McKelvey’s degree was in architecture, so his role as Chief Culture Officer is focused on making the work environment as rich and satisfying as possible. As the company’s website describes it, “A place you join as an individual, ‘me’, but where you become part of a greater ‘we’. Community is our catalyst.”

Portland is the nearest WeWork location, and also one of its smaller host cities. McKelvey and his partners started in New York City, where renting a modest office or an apartment with an extra bedroom is out of reach for somebody trying to make it in the gig economy.

WeWork’s economic model is not new. Health clubs essentially rent space and equipment to their members. WeWork provides its members with fast Internet, business-grade printers, and a constant flow of fresh-brewed coffee. Think of them as “work clubs” — because Starbucks doesn’t work for everyone who needs a remote office.

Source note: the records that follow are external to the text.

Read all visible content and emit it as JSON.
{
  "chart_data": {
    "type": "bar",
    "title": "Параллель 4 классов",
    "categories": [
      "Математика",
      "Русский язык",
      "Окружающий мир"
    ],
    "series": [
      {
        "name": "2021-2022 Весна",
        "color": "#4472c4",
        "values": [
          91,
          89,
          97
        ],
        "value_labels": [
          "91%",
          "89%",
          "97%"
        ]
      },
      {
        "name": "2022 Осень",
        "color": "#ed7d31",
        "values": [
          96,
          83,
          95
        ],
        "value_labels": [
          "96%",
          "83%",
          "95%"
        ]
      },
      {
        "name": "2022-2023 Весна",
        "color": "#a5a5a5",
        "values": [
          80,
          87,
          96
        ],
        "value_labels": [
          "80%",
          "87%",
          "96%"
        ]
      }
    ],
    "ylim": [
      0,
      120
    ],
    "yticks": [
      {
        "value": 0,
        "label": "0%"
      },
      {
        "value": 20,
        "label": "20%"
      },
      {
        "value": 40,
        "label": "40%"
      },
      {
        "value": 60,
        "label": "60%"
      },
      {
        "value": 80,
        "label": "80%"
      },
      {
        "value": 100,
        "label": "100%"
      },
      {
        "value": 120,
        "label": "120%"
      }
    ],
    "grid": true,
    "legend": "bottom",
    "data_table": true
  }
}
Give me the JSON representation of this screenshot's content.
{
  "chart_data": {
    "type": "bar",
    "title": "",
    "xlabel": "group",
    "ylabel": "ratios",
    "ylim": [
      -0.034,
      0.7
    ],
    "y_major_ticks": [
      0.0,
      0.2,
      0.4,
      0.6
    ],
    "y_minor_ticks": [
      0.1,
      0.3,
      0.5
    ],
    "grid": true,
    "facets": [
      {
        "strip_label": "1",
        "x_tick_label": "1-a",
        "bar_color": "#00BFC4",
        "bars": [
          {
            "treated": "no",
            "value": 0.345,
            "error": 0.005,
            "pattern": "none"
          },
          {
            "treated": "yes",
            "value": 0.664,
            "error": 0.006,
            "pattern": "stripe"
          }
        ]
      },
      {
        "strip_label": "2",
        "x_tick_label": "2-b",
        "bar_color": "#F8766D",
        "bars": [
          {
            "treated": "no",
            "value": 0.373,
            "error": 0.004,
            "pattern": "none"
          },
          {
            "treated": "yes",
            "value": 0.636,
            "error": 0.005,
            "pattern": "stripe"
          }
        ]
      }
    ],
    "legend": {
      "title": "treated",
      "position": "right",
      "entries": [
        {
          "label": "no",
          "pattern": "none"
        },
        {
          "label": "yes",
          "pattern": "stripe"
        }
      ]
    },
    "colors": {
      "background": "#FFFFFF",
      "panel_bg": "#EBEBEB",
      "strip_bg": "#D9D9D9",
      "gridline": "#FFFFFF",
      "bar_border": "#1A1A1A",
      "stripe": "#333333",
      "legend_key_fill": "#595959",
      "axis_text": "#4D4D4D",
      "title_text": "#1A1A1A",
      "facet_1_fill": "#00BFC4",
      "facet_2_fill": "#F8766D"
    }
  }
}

Could the old downtown LCC building on Willamette Street be transformed into a WeWork facility? Possibly, but Eugene already has a couple of forward-looking tech incubators and shared work spaces that are filling this need already quite well. I’m wondering more about Oakridge and Mapleton and Blue River — places so small that they’ve been overlooked by Starbucks.

Small towns are not where the money is, but don’t tell that to Wal-Mart. They focused initially on small markets, where they had less competition. WeWork promises its members a better work environment, but small towns across America would be thrilled to have any work at all. Skiing and fishing don’t last all year, but residents’ desire to eat does.

Small towns have plenty to offer people, so long as they can somehow make a living. Housing costs and crime rates are low. Beauty, especially in Oregon, is easy to access. And the slower pace allows the pleasure of that beauty to sink in.

But jobs are hard to come by in rural America. Why exactly is that, with this thing we have called the Internet? If people had access to a high-speed connection and basic business amenities, how many of those “work from anywhere” jobs could be done by people attracted to — or motivated to stay in — a rural setting?

WeWork’s success relies on the serendipity of meeting others using adjoining workspaces. Can some of the benefits of proximity be replicated in a digital world? What would bring rural neighbors together around shared economic benefits?

Designers constantly rethink assumptions as new tools become available. Early residents of high-rise buildings weren’t meeting one another, because elevators are quicker and quieter than stairs. Automatic garage door openers isolated suburban neighbors. Moving mailboxes back to the curb or to common areas gave people opportunities to bump into one another. Waving and chatting with others is important.

Small towns will die if somebody doesn’t do something different. Could shared workspaces become the beating heart at their center? Those spaces might look less like a brew pub and more like a farmer’s market, but it could work. It could wework.

Given the widening cultural divide between urban and rural America, that’s something a Chief Culture Officer could see as more than an economic opportunity. Bridging that economic gap could be nothing less than an act of patriotism.